Nessuno indagherà sulla mia scomparsa.
O, cosa che temo, sulla mia morte.
Lo so, sembra un esordio da paranoico, ma non riesco a spiegarmi altrimenti.
Cominciamo dall’inizio.
Dall’incipit.
Si dice così, no?
Punto primo.
Situazione iniziale: mi sento seguito.
Un classico del noir, lo ammetto. Mi guardo attorno, sono convinto di essere spiato. Per strada, al lavoro. Perfino a letto. Per inciso: Lauren mi ha lasciato senza spiegazioni.
Figuratevi che ieri mi è passata davanti ed è stato come se non esistessi.
Tanto lo stupore di sentirmi trasparente che una macchina mi stava mettendo sotto.
Forse sto diventando trasparente davvero.
Nessuno più mi saluta, come se avessi la peste o se tutta la città fosse stata colpita da un’epidemia di Alzheimer.
Punto due.
Iniziano a scomparirmi le cose. No, non sto dicendo che qualcuno me le rubi o me le tolga apposta da sotto gli occhi per farmi impazzire – anche se sono arrivato a sospettarlo, non lo nego.

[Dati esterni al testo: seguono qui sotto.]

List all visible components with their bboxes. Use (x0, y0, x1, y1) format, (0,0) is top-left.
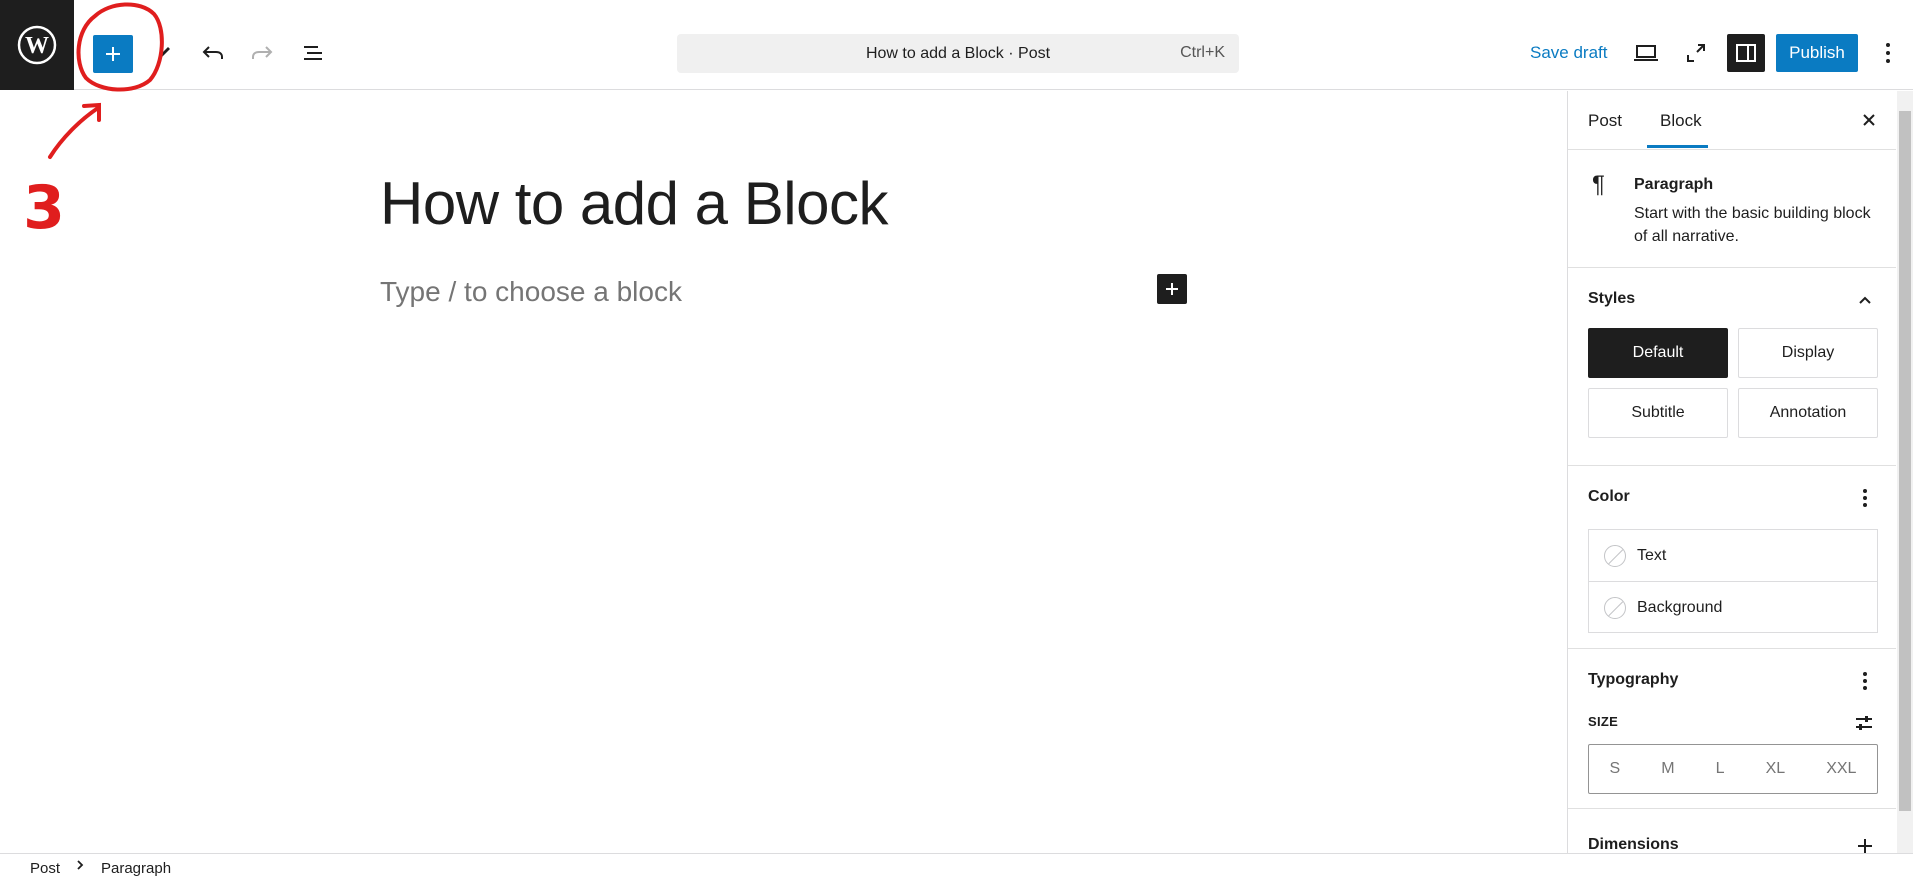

Il fatto è che… puf! Non ci sono più.
La valigetta, i vestiti. Poi la macchina.
Oggi ho trovato il nome di un estraneo sulla targhetta della porta. Inutile dire che ho provato ad entrare a casa mia con la chiave. Quando ho cercato di sfondare la porta a calci, mi ha aperto un tizio con una faccia di tolla indescrivibile che mi guardava come se fossi un verme rimasto attaccato al SUO zerbino.
Lì ho dato di matto.
È iniziato tutto – questo avrei dovuto dirlo all’inizio, non in medias res, ma tant’è – con la freccia bianca del sogno. O dell’incubo, dovrei dire.
Si porta dietro una specie di cassa da morto, o forse sta dentro a quella scatola nera, lei così bianca e puntuta, sempre rivolta verso di me.
Mi insegue ovunque, ma sembro vederla solo io.
Mi dà la caccia al bar, in metro. Sulla spiaggia. Mi sono buttato a mare per sfuggirle e per poco non affogavo.
Mi sono convinto che sia lei a farmi sparire le cose. Ad averle – tremo al solo pensarlo – CANCELLATE.
Oddio. Parlo di questa cosa come di lei. Come se fosse qualcuno. Come se esistesse davvero.
Non ha volto.
Non ha nome.
Eppure la vedo.
La sento.
Nelle mie farneticazioni da pazzo – sono un folle, lo sto diventando, lo so – le ho dato il viso di un’indiana, che m’insegue a cavallo, mi supera, si volta e punta l’arco verso di me.
Incocca la freccia.
La scaglia.
Mi colpisce.
Strano.
Ogni giorno, ogni momento che passa i miei ricordi perdono di consistenza. Sento che anche i miei pensieri si disfano.
Perdo pezzi? Sto per sparire anch’io?
Non so più cosa faccio, non so più chi sono…
«Amore, ti sei deciso allora?».
«Beh, sì. Mi è costato un po’, ma alla fine…».
«Tu sei troppo buono, pure i tuoi personaggi ti fanno pena. E che sarà mai? Quell’Humphrey mi faceva antipatia. Una lagna, un nevrotico insopportabile…».
«Avevi ragione. Il tuo shit detector funziona meglio del mio».
La risata della moglie gorgogliò in mezzo ad un trepestio di padelle.
«Dai che è pronto, Booker Prize».
L’Autore di noir sollevò l’indice dal tasto rettangolare, nero con la freccina bianca, che lui chiamava “la mia indiana che cancella all’indietro, come se fosse su un cavallo in corsa e si voltasse contro i nemici”, salvò il file, spense il portatile e seguì la scia profumata verso la cucina.